More importantly, we wanted to avoid a cloud-based product that tried to act like traditional enterprise ETL tools like Informatica or SSIS, only to find ourselves using clunky, complicated and undiscoverable browser-based tools.

Finally, we are a shop that often 'fixes tires on a moving car', and so the tool we chose needed to be intuitive, the support behind it responsive and amazing. Matillion has served these needs and more, quickly becoming a go-to part of most of our data solutions, and becoming increasingly visible in other areas as well, such as reporting on cloud-based systems like Salesforce and JIRA.
  • Matillion (for Redshift) understands working with Redshift, and it's components adapt well to changing aspects of extraction, transformation, and loading.
  • Because Matillion is pay for actual use, we only pay for the uptime of our instance. This is way more powerful than we expected, as we're able to maintain task-specific Matillion instances that are brought online to handle workloads, then taken down when not in use.
  • Matillion's support is probably the best there is, for any software. You're never asked the proverbial 'is the machine on' type questions, they always get back to you faster than expected, and the people conducting the support are definitely not reading scripts. They know what you're trying to do because they've probably done it.
  • Matillion often surprises us with it's flexibility and adaptability to tasks, even some you'd normally consider being outside the purview of traditional ETL.
  • While ETL usually involves fetching, moving, changing and loading/unloading data, sometimes destroying it is required, but Matillion is understandably light in these capabilities. For example, when we process data arriving via SFTP, once we're done, we like to move the files in question to somewhere indicating so, like a processed area, or even a failed area. It would be great if Matillion offered a way to do things like this, even if not a 'delete file', perhaps a 'move file' where you must provide a source/destination.
  • A way to flush queued tasks without rebooting.
  • Better task logging/communication features e.g. alerts, etc.
  • At first, we thought Matillion was too expensive until we realized and implemented the platforms ability to be deployed and used when needed. This has not only delivered solid ROI, but it's allowed us to start understanding ETL processes and heavy lifting as cost centers that can be attached to a project.
  • Much of our ETL was previously being addressed by custom code, which limited our agility. Matillion has turned that around considerably.
  • Because of its tight integration with Redshift and AWS, we can now explore, understand and ingest data from our customers much faster than before.
Matillion has a bright future ahead, and the sky is the limit for where it can improve and innovate. Though I have many years of using enterprise level ETL tools, many of my colleagues do not, and I've been able to get them up to speed on the platform faster than I ever expected.
We were able to get Matillion up and running within days, and this was important because I needed to be able to sell the notion of this tool internally. To do this, I needed to emulate Matillion playing the role of a complex incumbent process in such a way that I could communicate and demonstrate it to key stakeholders in less than a month. In less than a week, our DevOps team provisioned the instance, and we hammered out a few basic processes to fetch data, transform it and load it. Over the course of the next couple weeks, we took the time to really explore the components and naturally we had questions. Matillion support had answers, often the same day. Finally, as the POC with the internal stakeholders approached, we generated fantastic looking (though very large in size ) documentation about our newly developed processes that we shared. Ultimately it was a pretty easy sell.
This came as a surprise to us because if you ran Matillion 24/7 it would be pricey, let alone if you needed to scale to more than one instance. However, because you can have your instance on or offline when you need it, not only can you control those costs, but you can spin up as many instances at whatever size you need for the job at hand, then take them down when the job is done.
Matillion is great for quickly hammering out ETL processes and getting them up and running. It could be better at 'productionalizing' though, perhaps by bundling alerts and communication into its scheduling capabilities. While Matillion works well with AWS resources like Redshift, S3, and SQS, being able to integrate things like S3 triggers and Lambda functions would allow less development of custom processes that occur outside the platform.

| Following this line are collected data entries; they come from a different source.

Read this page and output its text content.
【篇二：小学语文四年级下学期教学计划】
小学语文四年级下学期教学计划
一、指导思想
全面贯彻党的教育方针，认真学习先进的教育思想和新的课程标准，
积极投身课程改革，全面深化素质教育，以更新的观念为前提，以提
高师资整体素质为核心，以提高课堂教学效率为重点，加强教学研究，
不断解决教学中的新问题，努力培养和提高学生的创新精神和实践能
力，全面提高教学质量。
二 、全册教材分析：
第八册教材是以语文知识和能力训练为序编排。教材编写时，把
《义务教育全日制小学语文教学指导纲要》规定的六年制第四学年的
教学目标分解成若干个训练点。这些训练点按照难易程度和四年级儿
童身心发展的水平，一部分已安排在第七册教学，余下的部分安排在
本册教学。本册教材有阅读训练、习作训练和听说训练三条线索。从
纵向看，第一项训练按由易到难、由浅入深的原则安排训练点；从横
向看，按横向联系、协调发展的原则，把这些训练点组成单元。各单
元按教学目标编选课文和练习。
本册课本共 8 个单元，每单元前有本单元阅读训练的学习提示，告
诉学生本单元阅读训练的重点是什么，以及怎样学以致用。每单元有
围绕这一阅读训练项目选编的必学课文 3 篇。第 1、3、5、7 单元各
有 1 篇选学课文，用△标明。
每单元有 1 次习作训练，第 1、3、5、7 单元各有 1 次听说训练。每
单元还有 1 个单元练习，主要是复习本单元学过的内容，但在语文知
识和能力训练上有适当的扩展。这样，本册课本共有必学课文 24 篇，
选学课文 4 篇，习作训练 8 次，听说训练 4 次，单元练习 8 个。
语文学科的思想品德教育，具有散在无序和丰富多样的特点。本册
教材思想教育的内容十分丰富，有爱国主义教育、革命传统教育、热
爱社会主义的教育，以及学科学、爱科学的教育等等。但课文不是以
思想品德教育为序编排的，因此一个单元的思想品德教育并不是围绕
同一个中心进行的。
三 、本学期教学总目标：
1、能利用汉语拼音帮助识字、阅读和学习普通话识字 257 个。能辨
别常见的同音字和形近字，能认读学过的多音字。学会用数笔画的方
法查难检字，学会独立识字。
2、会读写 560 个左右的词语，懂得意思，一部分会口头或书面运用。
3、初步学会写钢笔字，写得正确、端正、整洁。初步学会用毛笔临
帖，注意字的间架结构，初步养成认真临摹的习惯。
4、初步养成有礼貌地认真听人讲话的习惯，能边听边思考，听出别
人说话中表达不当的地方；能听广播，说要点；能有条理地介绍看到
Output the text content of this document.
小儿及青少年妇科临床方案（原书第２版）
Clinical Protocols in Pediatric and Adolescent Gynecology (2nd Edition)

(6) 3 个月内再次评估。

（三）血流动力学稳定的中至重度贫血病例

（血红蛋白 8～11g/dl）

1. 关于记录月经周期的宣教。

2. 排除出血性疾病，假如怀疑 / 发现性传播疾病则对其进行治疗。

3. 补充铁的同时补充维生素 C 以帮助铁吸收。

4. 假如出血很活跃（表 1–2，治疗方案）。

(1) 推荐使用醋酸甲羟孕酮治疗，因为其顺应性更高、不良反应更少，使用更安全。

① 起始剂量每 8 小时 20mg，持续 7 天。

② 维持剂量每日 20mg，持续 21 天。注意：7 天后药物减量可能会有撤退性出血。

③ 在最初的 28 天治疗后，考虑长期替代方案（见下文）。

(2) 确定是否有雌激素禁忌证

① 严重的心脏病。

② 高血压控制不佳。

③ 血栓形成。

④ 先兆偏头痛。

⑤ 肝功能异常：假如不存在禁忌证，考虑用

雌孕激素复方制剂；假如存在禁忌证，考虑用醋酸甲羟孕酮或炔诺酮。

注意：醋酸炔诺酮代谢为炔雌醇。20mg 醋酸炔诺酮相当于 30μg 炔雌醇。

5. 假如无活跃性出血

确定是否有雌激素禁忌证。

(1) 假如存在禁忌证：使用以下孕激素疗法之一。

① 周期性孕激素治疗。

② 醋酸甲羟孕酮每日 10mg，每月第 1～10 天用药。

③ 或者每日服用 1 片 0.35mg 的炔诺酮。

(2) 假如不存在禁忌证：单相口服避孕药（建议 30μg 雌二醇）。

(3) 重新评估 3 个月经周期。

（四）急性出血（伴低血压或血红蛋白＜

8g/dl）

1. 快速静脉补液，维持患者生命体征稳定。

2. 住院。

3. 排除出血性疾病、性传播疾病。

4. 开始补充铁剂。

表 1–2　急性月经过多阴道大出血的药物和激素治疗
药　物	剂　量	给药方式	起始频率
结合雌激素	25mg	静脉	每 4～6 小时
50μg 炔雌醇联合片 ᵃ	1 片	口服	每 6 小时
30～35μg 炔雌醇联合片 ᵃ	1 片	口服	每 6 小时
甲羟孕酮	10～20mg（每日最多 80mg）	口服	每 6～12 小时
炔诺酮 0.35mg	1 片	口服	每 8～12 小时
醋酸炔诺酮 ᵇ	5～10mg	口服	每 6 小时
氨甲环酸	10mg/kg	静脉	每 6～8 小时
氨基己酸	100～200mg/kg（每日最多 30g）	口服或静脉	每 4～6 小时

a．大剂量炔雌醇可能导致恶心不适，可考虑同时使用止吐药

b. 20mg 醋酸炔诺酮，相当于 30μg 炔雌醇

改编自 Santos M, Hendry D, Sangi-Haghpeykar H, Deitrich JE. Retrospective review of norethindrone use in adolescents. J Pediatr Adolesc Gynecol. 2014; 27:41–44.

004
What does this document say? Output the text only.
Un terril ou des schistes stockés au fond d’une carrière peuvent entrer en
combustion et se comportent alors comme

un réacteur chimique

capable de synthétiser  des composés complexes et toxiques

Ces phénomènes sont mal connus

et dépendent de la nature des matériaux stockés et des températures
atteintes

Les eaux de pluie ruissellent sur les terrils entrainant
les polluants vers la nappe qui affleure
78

Matillion being a pay-while-using platform makes it ideal for compartmentalizing processes. If you want to create cost centers around the heavy lifting involved in a particular project, you can have a specific Matillion instance address the needs by spinning instances up and down when needed. This tasking and scheduling however, must largely be driven by utilities outside Matillion. But, while Matillion support and blogs are super informative and ready to deliver solutions to implementing things like this, it would be great if the platform itself integrated with things like Cloudwatch events to help schedule and manage its uptime, downtime and operating costs.

Matillion Feature Ratings

Connect to traditional data sources
9
Connecto to Big Data and NoSQL
7
Simple transformations
6
Complex transformations
6
Metadata management
7
Business rules and workflow
8
Collaboration
9
Testing and debugging
6
Integration with data quality tools
Not Rated
Integration with MDM tools
Not Rated